Yet More Unending Telecom Hell
By James Kwak
When last we left our hero, he had just (with some difficulty) placed an order with Comcast because of Verizon’s many system and customer service failures. A friend of mine said that he couldn’t want to see the post I would write about Comcast, which he had found to be terrible as well. This post is probably coming sooner than even he expected.
So . . . a week after placing that order, I showed up at the installation time, and no one came. I asked my wife to call Comcast, and they told her that our order had almost vanished; after much digging they found some record of it (this is a new service order, so if they had our name and address at all, it could only have come from my order), but no further information. Again, just like with Verizon, the phone people said they have no visibility into the online system (is it really possible that the phone and online front ends go into two completely separate back-end systems? yes), and also said cheerfully that many online orders go into unfulfilled limbo.
So I placed a phone order this time. I was already so dispirited that I didn’t even bother explaining to the rep the specific products that I wanted, and just took the package he was trying to sell me. (I have a year to downgrade it before the price jumps.)

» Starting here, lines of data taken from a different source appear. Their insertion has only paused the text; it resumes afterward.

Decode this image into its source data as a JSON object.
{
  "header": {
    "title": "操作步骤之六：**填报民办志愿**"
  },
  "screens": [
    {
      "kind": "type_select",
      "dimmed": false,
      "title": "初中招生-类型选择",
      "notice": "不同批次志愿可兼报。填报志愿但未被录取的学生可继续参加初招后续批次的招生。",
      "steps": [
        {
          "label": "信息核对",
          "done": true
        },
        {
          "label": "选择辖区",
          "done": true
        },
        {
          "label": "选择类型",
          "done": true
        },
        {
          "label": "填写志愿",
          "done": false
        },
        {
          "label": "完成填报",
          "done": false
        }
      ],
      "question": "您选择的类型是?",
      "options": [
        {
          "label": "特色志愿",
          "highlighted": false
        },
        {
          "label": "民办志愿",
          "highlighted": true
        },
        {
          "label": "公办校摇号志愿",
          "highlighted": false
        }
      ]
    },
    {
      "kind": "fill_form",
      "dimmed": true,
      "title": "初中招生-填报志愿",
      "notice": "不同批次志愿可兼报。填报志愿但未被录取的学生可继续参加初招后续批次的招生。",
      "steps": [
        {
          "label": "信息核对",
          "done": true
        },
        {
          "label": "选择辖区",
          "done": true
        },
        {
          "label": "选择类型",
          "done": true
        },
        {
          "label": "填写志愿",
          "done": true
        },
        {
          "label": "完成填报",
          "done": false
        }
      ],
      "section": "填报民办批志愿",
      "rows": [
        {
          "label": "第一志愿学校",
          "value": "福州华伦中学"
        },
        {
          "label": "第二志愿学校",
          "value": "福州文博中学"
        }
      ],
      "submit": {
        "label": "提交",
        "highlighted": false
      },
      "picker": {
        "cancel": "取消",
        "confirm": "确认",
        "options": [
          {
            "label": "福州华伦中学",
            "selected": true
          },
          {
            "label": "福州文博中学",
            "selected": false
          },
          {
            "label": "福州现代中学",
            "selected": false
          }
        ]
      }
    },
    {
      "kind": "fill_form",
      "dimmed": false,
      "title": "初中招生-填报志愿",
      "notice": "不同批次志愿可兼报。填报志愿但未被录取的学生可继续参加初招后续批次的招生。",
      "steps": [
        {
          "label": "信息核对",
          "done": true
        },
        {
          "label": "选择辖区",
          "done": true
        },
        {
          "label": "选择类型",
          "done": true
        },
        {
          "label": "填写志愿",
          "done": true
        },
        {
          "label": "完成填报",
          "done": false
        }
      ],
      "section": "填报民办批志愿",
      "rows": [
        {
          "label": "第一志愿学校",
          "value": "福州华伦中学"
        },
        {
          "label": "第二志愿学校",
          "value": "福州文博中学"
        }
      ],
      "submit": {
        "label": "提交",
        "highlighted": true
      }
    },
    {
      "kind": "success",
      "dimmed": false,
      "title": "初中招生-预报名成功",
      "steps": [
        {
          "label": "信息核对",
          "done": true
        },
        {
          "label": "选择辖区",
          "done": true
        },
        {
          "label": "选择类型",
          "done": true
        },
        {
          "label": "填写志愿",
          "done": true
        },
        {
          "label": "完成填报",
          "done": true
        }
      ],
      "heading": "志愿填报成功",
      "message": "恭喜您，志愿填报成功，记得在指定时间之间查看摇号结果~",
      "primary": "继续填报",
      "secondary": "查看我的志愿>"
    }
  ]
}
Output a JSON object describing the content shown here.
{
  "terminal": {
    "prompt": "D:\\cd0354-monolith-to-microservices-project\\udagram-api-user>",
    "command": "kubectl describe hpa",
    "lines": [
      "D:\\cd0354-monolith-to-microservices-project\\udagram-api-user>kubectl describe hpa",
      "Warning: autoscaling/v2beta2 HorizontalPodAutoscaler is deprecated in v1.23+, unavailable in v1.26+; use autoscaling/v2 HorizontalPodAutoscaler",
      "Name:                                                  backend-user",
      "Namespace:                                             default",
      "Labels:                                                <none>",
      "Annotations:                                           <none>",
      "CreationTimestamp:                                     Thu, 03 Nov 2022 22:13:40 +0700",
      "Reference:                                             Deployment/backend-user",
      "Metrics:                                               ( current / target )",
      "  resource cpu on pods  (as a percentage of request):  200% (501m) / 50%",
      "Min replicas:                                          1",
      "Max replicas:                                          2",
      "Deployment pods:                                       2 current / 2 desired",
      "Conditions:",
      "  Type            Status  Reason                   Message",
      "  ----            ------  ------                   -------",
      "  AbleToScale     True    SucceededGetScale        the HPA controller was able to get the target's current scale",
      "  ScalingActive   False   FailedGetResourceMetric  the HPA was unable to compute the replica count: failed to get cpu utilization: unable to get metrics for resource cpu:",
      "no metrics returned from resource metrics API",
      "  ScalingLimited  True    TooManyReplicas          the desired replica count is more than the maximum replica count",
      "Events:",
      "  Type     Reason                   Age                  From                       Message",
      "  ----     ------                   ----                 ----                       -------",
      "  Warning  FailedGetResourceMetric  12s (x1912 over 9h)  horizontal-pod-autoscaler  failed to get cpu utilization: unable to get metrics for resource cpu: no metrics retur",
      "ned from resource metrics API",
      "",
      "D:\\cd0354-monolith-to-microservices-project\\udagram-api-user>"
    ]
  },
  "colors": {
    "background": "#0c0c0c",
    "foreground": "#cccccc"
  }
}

This time someone did show up to do the installation–but only for TV and Internet. Apparently the phone component had been canceled on their end (something the technician had no record of–all he can see is the job orders that come through to his phone) because no one had done a third-party verification to port the phone number from Verizon. Why hadn’t anyone done it? Because the sales rep I talked to on the phone forgot to do it. Now how could his computer system possibly let him book an order without completing a mandatory step? Because the software that these big, big companies use to run their operations–even the really important software, like the stuff they rely on to bring in revenues–doesn’t work.
(By the way, this supports the incompetence theory rather than the calculated indifference theory. Companies may underinvest in customer service systems because they just don’t care about customer service, especially in the telecom duopoly. But if their new customer acquisition systems don’t work, that must be pure incompetence.)
Now, there is still a little blame to pin on Verizon here. Comcast claims that if there is no third-party verification, their system should have made automated phone calls to tell me there was a problem. But in the interim, the phone service (Verizon) mysteriously stopped working, even though Verizon is still billing me for it. All Verizon had to do was do nothing and the phone would have kept on working, yet they couldn’t even do that.
Anyway, with luck this ordeal will be over within a week. For those looking for an economics lesson, it’s the same as last time, so I’ll just quote from my earlier post:
“Oligopolies are bad for customers. Switching from Verizon to Comcast wasn’t nearly as joyous as dumping Bank of America for a local community bank was, because I’m just trading one member of the duopoly for the other. In theory, duopolies are supposed to be somewhat better than monopolies. (Draw the demand and supply curves and you could figure it out, although it’s been over a decade since I did.) But in practice they’re usually not, because it doesn’t take a lot of signaling for two companies to agree to charge the monopoly price. The same goes for customer service; they can both suck, but as long as neither is significantly worse than the other, there’s no reason for either to change, since their churn rates are more or less the same.
“Since the 1980s, we’ve had cable TV, cell phones, the Internet, satellite . . . and no significant increase in telecom competition. What’s wrong with this picture?”
PS After Sunday’s post about cutting back on blogging to take school a little more seriously, I got a lot of well-wishing emails as if I were quitting blogging. While I appreciate all of the warm thoughts, this is probably a smaller change than many people think. Even last year before my summer internship I was probably posting only about five-six times per week, and this semester I’m shooting for about three times per week. So I probably didn’t even need to write Sunday’s post. But I wanted to give some explanation for anyone who might have been hoping for a return to last year’s frequency.